Her solicitor, Darach McCarthy, told the judge that Ms O’Keefe made some extraordinary efforts to immediately change her ways.
He told the court that Ms O’Keefe, in an effort to take matters in hand and not let her life spiral further out of control, sought to overcome her position as a “woman mistreated”.
She immediately disassociated herself with the company she was in, signed up, voluntarily, for a care and rehabilitation programme at Knocklee House, Tralee, and embarked and attained a FETAC level 5 qualification in care assistance.
Furthermore, Mr McCarthy told the court that his client was now sober and that she had enrolled and started a “degree course in social working at a Community College in Tralee”.
References and letters outlining her recent success in completing courses and rehabilitation were submitted to the court.
Judge O’Brien noted that “not everyone comes from a good background,” and that it was inexcusable behaviour, but he did give credit for the efforts made, and was moved to see that Ms O’Keefe was changing her ways.

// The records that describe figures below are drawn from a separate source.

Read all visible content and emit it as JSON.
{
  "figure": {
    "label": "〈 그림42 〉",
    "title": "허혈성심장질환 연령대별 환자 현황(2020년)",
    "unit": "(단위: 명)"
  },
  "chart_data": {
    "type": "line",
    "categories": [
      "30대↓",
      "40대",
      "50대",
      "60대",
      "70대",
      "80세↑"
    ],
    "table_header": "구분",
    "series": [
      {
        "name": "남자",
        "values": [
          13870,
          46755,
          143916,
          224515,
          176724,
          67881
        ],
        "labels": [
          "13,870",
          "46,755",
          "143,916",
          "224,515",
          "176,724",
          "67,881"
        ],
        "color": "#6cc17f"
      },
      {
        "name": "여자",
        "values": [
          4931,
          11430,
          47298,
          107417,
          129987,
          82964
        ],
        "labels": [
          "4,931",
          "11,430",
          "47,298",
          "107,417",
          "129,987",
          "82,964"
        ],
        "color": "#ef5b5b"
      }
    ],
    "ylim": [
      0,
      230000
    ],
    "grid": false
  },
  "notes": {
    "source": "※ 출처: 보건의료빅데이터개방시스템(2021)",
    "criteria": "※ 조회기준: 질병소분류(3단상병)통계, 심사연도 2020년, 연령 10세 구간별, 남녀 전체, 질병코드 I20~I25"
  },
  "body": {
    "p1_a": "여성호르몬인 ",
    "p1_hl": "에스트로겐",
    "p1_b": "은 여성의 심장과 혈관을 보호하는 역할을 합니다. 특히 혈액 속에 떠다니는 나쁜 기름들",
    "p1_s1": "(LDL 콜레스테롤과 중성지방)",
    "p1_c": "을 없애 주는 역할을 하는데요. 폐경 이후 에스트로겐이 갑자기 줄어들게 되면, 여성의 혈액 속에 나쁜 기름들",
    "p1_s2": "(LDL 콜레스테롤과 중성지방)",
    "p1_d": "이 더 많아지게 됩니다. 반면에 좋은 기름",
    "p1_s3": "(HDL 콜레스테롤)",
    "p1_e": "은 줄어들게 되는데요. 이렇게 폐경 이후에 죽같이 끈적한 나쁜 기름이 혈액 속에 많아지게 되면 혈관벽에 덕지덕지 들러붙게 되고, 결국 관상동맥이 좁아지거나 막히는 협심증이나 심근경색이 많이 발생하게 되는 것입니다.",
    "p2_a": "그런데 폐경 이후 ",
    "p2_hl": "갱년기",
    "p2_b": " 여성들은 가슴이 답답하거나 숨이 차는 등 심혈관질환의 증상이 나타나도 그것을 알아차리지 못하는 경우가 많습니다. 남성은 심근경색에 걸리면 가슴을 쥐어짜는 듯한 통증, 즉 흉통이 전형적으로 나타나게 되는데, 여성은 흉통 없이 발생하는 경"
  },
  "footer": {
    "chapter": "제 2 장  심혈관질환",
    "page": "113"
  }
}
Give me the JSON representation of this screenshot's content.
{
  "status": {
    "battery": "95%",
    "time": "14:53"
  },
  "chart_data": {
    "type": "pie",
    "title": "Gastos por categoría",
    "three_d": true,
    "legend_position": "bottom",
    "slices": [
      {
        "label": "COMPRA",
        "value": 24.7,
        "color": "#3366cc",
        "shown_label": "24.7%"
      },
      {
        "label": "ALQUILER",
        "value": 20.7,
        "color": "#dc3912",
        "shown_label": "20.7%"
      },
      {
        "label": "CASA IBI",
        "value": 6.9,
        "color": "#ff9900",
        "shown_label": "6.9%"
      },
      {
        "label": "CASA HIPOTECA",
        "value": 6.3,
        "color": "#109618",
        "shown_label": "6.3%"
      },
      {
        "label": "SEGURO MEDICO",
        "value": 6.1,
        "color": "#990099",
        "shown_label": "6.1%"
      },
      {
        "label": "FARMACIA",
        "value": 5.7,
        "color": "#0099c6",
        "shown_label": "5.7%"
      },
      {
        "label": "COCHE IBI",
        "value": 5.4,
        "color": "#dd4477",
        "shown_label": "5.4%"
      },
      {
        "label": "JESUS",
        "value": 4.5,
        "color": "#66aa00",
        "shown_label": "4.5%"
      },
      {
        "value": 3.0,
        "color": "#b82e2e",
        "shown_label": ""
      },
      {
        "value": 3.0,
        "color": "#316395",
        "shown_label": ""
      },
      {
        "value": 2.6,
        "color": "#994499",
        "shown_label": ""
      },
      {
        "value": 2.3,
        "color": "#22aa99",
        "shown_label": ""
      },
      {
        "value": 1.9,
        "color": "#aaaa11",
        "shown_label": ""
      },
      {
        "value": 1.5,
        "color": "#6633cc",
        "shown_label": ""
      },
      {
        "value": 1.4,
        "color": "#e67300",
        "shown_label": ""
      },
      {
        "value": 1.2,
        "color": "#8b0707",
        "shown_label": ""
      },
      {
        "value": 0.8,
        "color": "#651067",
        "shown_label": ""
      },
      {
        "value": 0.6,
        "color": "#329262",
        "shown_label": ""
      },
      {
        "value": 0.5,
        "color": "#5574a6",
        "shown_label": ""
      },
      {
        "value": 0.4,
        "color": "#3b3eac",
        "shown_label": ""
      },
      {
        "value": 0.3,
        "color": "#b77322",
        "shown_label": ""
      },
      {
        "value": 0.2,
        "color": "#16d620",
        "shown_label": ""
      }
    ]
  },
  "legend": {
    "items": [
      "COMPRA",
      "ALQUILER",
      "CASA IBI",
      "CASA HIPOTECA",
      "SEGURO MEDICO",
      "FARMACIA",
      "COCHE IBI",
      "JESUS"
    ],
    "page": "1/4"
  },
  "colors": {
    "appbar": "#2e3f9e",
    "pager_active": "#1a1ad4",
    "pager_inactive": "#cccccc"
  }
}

Ms O’Keefe had been ordered to engage with the Probation Services and for them to furnish the court with an independent report to support or refute the co-operation and efforts made.
The matter was returned to court last week and defence solicitor Mr McCarthy, noted that the report was one of the most positive he had ever seen, and that it was clear that the work down by Ms O’Keefe was “extraordinary and genuine”.
The recommendation of the “exceptional report” was that Ms O’Keefe be bound to the Probation Services for a period of six months and that she engage and co-operate with them at all times.